1:52 am on Mar 21, 2005 (gmt 0)

WebmasterWorld Senior Member 10+ Year Member



Sorry to ask what is probably a very basic question, but it's Sunday night and my brain's a bit addled.

I have a site which requires a password to access anything, using basic authentication. That's easy to do, but I now want to allow unrestricted access to just one file, an RSS feed. This is what I have:

# restrict access to the whole site 
<Files *>
AuthType Basic
AuthName "title here"
AuthUserFile /path/to/passwordfile
Require valid-user
</Files>

# now allow open access to RSS feed
<Files /dir/feed.php>
Satisfy any
Order deny,allow
Allow from all
</Files>

Of course, it doesn't work: the password is requested for the RSS feed page too. In the documentation, I can see ways of allowing certain IP addresses to bypass authentication for the whole site, but I want any IP address to be able to connect to just one file.

What am I doing wrong? Many thanks for your help.

sitz

2:16 am on Mar 21, 2005 (gmt 0)

10+ Year Member



From [httpd.apache.org ]:

The <Files> directive provides for access control by filename. It is comparable to the <Directory> directive and <Location> directives. It should be matched with a </Files> directive. The directives given within this section will be applied to any object with a basename (last component of filename) matching the specified filename.

That means that it won't match on full paths. Try this; in your DocumentRoot, put the <Files *> block (and *only* that block) in your .htaccess file. In $DOCUMENTROOT/dir/, create a .htaccess file like this:


<Files feed.php>
Order allow,deny
Allow from all
</Files>

As an aside (this won't change my suggestion for your particular situation), apache-2.x uses a different regex library than apache 1, so the following WILL work in Apache 2:


<FilesMatch "!feed.php">
Order deny,allow
Deny from all
</FilesMatch>

Again, since you're dealing with two different directories, this doesn't apply to you. =)

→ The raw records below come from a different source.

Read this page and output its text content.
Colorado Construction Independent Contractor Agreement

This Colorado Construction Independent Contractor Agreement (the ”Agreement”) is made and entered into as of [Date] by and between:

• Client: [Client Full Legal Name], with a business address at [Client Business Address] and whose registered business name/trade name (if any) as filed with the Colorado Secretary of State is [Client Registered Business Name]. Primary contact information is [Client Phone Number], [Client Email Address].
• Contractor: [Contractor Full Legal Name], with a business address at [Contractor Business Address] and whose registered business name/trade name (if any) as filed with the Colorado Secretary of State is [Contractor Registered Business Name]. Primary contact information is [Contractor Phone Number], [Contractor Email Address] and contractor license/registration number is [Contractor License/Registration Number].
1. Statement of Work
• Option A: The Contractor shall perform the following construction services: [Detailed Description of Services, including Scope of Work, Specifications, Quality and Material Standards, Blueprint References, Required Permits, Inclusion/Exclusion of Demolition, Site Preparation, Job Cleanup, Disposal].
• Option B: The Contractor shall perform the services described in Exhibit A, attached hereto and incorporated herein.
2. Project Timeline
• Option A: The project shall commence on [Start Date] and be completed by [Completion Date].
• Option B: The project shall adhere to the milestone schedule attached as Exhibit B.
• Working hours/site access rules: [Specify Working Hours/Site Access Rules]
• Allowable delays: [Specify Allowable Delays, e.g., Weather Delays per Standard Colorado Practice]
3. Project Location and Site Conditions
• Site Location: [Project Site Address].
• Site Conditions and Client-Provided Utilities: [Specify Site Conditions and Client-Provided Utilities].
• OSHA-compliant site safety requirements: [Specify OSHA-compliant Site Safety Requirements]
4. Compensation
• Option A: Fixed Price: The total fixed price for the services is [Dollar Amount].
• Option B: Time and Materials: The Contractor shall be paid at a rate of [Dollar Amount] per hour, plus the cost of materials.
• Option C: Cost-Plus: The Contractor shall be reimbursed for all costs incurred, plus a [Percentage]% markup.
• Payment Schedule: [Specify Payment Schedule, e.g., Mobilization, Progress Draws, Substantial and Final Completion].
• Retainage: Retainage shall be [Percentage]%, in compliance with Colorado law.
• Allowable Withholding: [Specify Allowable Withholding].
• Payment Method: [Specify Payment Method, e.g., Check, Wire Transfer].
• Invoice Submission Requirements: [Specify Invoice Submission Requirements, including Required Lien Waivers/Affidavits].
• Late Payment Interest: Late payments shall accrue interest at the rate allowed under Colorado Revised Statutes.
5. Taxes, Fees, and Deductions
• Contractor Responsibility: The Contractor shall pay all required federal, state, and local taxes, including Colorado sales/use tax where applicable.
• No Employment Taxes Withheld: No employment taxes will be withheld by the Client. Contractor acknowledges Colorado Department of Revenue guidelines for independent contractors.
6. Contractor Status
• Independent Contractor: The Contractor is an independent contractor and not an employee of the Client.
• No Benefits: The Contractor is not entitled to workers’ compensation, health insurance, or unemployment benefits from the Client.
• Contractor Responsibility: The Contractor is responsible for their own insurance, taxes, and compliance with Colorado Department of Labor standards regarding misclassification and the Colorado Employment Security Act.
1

[edited by: sitz at 2:28 am (utc) on Mar. 21, 2005]

encyclo

2:28 am on Mar 21, 2005 (gmt 0)

WebmasterWorld Senior Member 10+ Year Member



Thanks for the suggestion, sitz: unfortunately, it doesn't change anything. I guess the
Allow from all
doesn't override the
require valid-user
.

I suspect that I'll need to combine the two blocks to get the

Satisfy any
to take effect, but I don't see how from the examples in the Apache documentation.

sitz

2:32 am on Mar 21, 2005 (gmt 0)

10+ Year Member



Yeah, just toss the "Satisfy any" into dir/.htaccess and you should be fine.

encyclo

2:50 am on Mar 21, 2005 (gmt 0)

WebmasterWorld Senior Member 10+ Year Member



Thanks, that's perfect - that's got it working at last. I added the
Satisfy any
after the
Allow from all
in the second .htaccess in the subdirectory.

Thanks again for your help - I wasn't far off!